Thursday, 15 September 2011

Springhill Mining Disaster

A brilliantly poetic story song written by Peggy Seeger and Ewan McColl and sung best, In my opinion, by Martin Carthy. The whole song invokes a great oppressive mood but the second to last line is devastating. I listened to this as events were unfolding a the Gleision Colliery near Pontardawe. Four men tragically died after becoming trapped in a flooded mine. It makes me shudder to think of what they went through, and the God awful place that these men had to work in.
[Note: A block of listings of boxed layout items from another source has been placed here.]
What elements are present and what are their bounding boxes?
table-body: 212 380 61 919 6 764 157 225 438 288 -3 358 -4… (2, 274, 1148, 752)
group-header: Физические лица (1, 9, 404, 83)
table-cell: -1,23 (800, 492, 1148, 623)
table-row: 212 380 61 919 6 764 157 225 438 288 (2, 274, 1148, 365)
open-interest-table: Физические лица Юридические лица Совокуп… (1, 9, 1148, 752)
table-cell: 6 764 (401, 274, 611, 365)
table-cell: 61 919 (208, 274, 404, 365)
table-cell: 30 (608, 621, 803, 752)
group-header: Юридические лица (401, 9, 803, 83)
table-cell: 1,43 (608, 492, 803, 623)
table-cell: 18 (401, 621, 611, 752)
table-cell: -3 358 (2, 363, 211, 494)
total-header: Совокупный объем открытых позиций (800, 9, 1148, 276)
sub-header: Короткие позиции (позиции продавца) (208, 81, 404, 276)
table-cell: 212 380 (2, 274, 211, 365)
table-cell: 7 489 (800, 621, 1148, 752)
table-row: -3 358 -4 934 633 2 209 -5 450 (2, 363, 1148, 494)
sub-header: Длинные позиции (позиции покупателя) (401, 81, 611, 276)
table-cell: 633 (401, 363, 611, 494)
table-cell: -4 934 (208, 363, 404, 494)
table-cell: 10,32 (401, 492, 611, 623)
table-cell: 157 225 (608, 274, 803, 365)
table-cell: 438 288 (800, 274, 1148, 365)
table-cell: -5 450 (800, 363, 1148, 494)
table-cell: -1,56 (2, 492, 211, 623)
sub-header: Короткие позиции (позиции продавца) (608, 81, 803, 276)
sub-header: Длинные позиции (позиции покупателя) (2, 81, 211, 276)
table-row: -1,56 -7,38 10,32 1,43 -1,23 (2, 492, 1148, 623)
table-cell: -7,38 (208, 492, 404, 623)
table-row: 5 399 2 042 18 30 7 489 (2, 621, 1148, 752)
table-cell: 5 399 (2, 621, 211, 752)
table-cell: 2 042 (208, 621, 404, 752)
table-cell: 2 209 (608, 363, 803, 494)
In the town of Springhill, Nova Scotia
Down in the dark of the Cumberland Mine
There's blood on the coal and the miners lie
In the roads that never saw sun nor sky.

In the town of Springhill, you don't sleep easy
Often the earth will tremble and roar
When the earth is restless, miners die
Bone and blood is the price of coal.

In the town of Springhill, Nova Scotia
Late in the year of fifty-eight
Day still comes and the sun still shines
(But it's) Dark as the grave in the Cumberland mine.

Down at the coal face, miners working
Rattle of the belt and the cutter's blade
Rumble of the rock and the walls closed round
(The) Living and the dead men two miles down.

Twelve men lay two miles from the pitshaft
Twelve men lay in the dark and sang
Long hot days in the miners tomb
(It was) Three feet high and a hundred long.

Three days past and the lamps gave out
And Caleb Rushton got up and and said
There’s no more water, or light, or bread
(So we'll) Live on song and hope instead

Listen for the shouts of the barefaced miners
Listen thru the rubble for a rescue team
Six hundred feet of coal and slag
Hope imprisoned in a three foot seam.

Eight days passes and some were rescued
Leaving the dead to lie alone
Thru all their lives they dug their grave
Two miles of earth for a marking stone.

And... The polar opposite of this great rendition, U2 pissing all over the song on the Gaye Burne Show.  Just a stunningly bad attempt, amateurish and with a forced sincerity that makes me want to hide behind the sofa.